3. Next, click on Create below the Azure Cosmos DB heading under the Popular Azure services to initialize creating your Azure Cosmos DB account. Your browser redirects to a new page where you’ll choose an API option (step four).
4. Now, click on Create inside the Core (SQL) API option in the Select API option screen.
Core (SQL), aka SQL API on the Select API option screen, is an officially supported API that provides the flexibility of a NoSQL schema-less design combined with rich query support with SQL syntax.
5. On the next screen, configure your project details with the following:
- Subscriptions: Select your subscription from the list if you have more than one.
- Resource group: If you have an existing resource group that you’d like to use for this Cosmos DB account, select it from the dropdown. Otherwise, leave this as Create new and give your resource group a name under Resource Group Name.
- Account Name: Enter a name for your Cosmos DB account.
- Location: select the closest data center to you. This data center will typically be used with the most geographical coverage in terms of countries/regions.
- Keep other settings as default since the defaults are mostly fine in most cases, then click Review + create to validate your settings.
You’ll get a Validation Success message if your settings are all good, as shown below.
6. Now, click on the Create button (bottom-left corner) to provision and create your Azure Cosmos DB account.
You’ll see the Deployment is in progress message shown below as the account creation may take a few minutes.
7. Lastly, click on the Go to resource button to view your newly created Cosmos DB account when the process completes.
The first time you access your newly-created Azure Cosmos DB account, you’ll be on the Quick start page, as shown below.
Accessing the Azure Cosmos DB Account Keys
Now that you have a Cosmos DB account, you need to retrieve the account keys to work with the account in real-life use cases. The account keys let you connect to the Cosmos DB service from your application code.
Scroll down on the left navigation panel, and click on the Keys blade to view your Cosmos DB account keys, as shown below. You’ll need these keys to connect to your Cosmos DB account from your application.
You can see in the screenshot below that you have two keys:
- PRIMARY KEY – You can use this key to perform operations (read, write, delete) on any data within your account. Your app typically uses this key to make authenticated requests against your Cosmos DB account.
- SECONDARY KEY – If you believe that your primary key has been compromised. Or, if you like to rotate your keys to increase security, you can use this key as a backup to replace your primary key.
These keys provide unlimited access to your account. Note that anyone who has access to these keys can access any data within this Cosmos DB account; without any permissions or restrictions. So, keep these keys in a safe and secure location.
At the bottom, you can also see two connection strings (PRIMARY and SECONDARY). Combining the key with the endpoint gives you the complete connection string to your Cosmos DB account.
Your application uses this connection string and key to connect to your account and perform any CRUD operations. Again, you normally use the primary string to connect to your account and the secondary as a backup.
Now, click on the Read-only Keys tab to see the read‑only versions of your keys and strings.

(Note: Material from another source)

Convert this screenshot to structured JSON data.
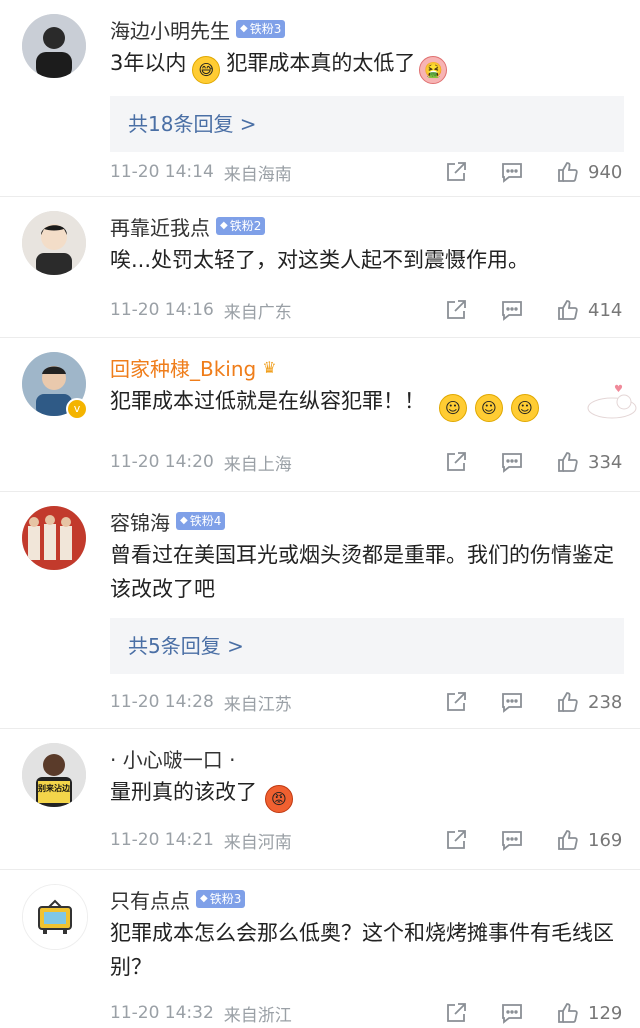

These keys and strings work the same as their read‑write counterparts, except that they cannot be used to write data into your account. You can use read‑only keys and strings to secure the data you don’t want your users to write.
Creating a New Container
A container is a logical component of an Azure Cosmos DB database, which can be thought of as a table in a relational database or as a collection in MongoDB. In Azure Cosmos DB, every container must have a partition key so that the service can distribute data evenly across partitions and offer high availability and performance guarantees.
Click on Data Explorer on the left navigation panel to open the Data Explorer blade, then click on New Container to open a new container.
Now, on the right pop-up panel, specify some essential information about your container as follows:
- Database id – Enter a database ID for your container. This tutorial sets the database ID as Families.
- Share throughput across containers – Uncheck this option since you’ll want to control throughput independently for each container. Cosmos DB will automatically balance all throughput across your containers when this option is enabled.
- Container id – Enter a container ID. This tutorial uses the same value as the database ID (Families).
- Partition key – Enter a partition key (/address/zipCode) to determine your container’s data placement strategy and the replication factor.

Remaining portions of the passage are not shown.